When we read in Genesis the account of Creation, we risk imagining that God was a magician, with such a magic wand as to be able to do everything. However, it was not like that.
He created beings and left them to develop according to the internal laws that He gave each one, so that they would develop, and reach their fullness. He gave autonomy to the beings of the universe at the same time that He assured them of his continual presence, giving being to every reality.
And thus creation went forward for centuries and centuries, millennia and millennia until it became what we know today, in fact because God is not a demiurge or a magician, but the Creator who gives being to all entities. The beginning of the world was not the work of chaos, which owes its origin to another, but it derives directly from a Supreme Principle who creates out of love.
The Big-Bang, that is placed today at the origin of the world, does not contradict the divine intervention but exacts it. The evolution in nature is not opposed to the notion of Creation, because evolution presupposes the creation of beings that evolve.

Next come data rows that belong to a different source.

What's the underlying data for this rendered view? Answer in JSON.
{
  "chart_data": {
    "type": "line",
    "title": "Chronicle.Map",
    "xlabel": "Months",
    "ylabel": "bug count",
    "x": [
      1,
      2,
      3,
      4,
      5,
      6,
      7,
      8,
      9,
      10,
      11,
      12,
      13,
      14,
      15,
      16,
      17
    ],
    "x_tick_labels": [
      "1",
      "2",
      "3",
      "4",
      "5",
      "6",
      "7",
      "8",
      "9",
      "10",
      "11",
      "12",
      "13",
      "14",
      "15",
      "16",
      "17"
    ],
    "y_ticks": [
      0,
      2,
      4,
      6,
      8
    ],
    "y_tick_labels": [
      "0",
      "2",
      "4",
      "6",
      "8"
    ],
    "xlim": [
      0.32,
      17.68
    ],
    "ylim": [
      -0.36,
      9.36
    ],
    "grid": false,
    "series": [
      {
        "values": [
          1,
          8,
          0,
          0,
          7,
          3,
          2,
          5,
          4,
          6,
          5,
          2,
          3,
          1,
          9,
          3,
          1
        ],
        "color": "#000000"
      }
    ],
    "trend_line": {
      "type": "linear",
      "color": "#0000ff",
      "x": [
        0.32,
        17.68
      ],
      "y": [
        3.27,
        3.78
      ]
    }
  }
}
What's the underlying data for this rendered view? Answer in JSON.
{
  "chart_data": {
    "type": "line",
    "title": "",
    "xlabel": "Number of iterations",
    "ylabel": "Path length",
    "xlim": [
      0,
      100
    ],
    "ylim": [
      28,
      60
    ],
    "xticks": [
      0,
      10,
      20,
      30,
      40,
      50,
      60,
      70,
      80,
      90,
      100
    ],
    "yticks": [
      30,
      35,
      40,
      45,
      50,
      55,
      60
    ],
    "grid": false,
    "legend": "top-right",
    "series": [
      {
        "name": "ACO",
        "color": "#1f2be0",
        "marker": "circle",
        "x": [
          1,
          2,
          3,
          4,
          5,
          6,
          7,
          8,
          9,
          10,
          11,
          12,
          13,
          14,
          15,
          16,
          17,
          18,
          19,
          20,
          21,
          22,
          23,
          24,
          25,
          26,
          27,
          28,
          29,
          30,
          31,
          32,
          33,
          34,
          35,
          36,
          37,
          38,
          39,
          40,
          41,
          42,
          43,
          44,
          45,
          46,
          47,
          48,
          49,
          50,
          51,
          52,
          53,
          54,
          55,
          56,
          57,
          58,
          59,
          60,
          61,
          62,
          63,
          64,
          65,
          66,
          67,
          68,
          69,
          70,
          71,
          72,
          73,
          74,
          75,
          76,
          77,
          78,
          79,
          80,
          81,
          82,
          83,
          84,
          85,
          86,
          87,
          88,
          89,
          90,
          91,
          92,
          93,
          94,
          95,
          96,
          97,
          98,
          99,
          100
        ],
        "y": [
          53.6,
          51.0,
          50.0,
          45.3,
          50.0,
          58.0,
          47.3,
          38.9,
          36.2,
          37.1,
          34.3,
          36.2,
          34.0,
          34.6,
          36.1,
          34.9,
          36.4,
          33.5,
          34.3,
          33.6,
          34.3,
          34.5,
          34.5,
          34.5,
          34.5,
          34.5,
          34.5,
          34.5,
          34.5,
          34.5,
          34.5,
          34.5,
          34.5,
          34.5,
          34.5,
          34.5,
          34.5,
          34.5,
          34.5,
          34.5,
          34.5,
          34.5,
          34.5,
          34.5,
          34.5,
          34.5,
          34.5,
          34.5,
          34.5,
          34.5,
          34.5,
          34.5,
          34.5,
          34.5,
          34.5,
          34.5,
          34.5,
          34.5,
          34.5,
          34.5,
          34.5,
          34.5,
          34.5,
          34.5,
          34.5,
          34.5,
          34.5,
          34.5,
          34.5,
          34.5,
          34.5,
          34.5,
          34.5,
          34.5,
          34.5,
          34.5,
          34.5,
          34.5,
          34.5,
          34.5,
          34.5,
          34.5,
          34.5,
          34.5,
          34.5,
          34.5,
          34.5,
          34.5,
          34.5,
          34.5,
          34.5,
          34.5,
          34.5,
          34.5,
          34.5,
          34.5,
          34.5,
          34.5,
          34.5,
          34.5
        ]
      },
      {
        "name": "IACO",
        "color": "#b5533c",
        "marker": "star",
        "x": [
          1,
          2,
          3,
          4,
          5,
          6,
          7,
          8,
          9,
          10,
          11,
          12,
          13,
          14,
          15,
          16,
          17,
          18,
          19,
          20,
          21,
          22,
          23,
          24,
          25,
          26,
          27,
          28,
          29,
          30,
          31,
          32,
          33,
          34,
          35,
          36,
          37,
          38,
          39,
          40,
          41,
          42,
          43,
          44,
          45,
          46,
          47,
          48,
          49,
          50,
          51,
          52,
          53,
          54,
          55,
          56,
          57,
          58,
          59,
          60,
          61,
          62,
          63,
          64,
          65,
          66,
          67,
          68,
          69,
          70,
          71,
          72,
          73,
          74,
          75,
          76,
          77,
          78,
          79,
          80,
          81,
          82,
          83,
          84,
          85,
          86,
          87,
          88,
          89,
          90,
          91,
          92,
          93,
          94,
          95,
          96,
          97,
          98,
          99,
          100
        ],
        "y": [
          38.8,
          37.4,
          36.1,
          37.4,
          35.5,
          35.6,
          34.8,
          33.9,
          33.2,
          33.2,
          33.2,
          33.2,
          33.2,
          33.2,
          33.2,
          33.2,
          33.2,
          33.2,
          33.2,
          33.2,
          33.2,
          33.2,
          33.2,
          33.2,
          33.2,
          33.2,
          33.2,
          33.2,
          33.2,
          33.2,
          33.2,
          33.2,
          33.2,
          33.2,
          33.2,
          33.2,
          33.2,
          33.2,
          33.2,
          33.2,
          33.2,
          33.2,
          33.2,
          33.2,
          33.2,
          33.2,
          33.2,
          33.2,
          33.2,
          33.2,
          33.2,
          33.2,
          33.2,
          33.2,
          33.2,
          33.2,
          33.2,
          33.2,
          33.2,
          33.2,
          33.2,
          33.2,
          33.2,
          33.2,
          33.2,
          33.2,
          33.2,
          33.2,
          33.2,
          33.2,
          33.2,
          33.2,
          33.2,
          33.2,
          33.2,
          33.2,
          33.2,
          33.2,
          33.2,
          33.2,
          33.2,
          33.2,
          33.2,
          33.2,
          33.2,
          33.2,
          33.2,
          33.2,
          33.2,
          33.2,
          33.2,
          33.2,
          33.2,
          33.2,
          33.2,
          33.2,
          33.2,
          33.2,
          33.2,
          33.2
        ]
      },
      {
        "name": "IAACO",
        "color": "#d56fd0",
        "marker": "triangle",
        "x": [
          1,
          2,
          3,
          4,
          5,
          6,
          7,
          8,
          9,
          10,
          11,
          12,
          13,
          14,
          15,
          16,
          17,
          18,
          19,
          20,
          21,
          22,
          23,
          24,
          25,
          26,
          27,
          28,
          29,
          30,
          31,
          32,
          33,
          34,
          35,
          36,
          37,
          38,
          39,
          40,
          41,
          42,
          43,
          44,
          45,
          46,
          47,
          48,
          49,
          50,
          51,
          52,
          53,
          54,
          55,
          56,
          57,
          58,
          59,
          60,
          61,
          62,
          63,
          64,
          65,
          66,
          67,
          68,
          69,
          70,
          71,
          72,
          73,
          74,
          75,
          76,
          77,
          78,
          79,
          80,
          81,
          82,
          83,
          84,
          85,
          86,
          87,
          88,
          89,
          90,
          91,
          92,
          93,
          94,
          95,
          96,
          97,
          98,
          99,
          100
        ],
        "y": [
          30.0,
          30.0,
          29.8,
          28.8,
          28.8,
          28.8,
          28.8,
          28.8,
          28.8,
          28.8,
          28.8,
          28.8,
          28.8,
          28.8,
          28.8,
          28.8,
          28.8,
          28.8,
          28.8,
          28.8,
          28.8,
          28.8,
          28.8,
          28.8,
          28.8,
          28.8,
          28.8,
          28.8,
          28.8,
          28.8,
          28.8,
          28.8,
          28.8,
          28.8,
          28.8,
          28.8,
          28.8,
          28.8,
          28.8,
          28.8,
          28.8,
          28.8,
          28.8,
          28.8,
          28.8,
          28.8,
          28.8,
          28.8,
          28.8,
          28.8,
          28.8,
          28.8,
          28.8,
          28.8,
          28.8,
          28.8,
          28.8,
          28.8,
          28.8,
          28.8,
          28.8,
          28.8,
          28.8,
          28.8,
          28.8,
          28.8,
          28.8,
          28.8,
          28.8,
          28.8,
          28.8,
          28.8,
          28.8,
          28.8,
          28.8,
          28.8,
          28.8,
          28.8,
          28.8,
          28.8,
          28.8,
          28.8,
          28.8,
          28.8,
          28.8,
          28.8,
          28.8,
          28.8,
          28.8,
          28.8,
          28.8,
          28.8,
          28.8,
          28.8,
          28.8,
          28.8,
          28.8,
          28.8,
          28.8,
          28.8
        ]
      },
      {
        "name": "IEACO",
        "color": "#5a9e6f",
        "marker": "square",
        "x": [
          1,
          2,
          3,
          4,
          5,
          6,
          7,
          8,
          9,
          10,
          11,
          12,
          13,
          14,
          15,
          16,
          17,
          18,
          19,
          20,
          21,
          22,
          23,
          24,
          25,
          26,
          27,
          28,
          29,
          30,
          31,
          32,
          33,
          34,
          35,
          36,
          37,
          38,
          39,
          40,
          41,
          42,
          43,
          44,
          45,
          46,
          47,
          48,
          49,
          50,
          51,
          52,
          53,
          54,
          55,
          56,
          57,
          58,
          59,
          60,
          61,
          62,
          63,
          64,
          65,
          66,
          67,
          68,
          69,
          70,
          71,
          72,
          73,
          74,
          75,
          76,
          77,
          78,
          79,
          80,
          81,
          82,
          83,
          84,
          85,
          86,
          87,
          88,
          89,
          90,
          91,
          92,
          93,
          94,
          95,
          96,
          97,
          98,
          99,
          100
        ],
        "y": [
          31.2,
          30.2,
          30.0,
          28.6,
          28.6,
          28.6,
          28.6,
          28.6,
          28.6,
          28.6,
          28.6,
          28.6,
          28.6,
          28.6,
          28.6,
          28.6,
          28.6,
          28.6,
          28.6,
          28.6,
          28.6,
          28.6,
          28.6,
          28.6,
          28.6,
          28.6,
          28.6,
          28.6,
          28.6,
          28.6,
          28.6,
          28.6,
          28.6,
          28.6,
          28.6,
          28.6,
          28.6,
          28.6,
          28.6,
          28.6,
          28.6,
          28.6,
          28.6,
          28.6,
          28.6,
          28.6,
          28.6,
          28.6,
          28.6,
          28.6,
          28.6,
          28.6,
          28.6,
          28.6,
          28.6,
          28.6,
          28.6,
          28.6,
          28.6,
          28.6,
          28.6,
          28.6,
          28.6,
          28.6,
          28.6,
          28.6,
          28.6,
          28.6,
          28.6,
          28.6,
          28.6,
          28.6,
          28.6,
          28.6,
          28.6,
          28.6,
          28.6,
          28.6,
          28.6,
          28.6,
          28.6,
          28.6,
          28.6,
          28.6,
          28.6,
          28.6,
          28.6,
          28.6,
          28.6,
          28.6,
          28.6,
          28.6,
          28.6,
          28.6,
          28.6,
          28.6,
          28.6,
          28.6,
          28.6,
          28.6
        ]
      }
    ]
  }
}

In regard to man, instead, there is a change and a novelty. When, on the sixth day of the Genesis account, we come to the creation of man, God gives the human being another autonomy, a different autonomy from that of nature, which is freedom. And He tells man to give a name to all things and to go forward in the course of history. He renders him responsible for creation, also so that he will dominate Creation, so that he will develop it and so forth until the end of time.
Therefore, the attitude that corresponds to the scientist, especially to the Christian scientist is to question himself about the future of humanity and of the earth and, as a free and responsible being, to contribute to prepare it, to preserve it, and to eliminate the risks of the environment, be they natural or human.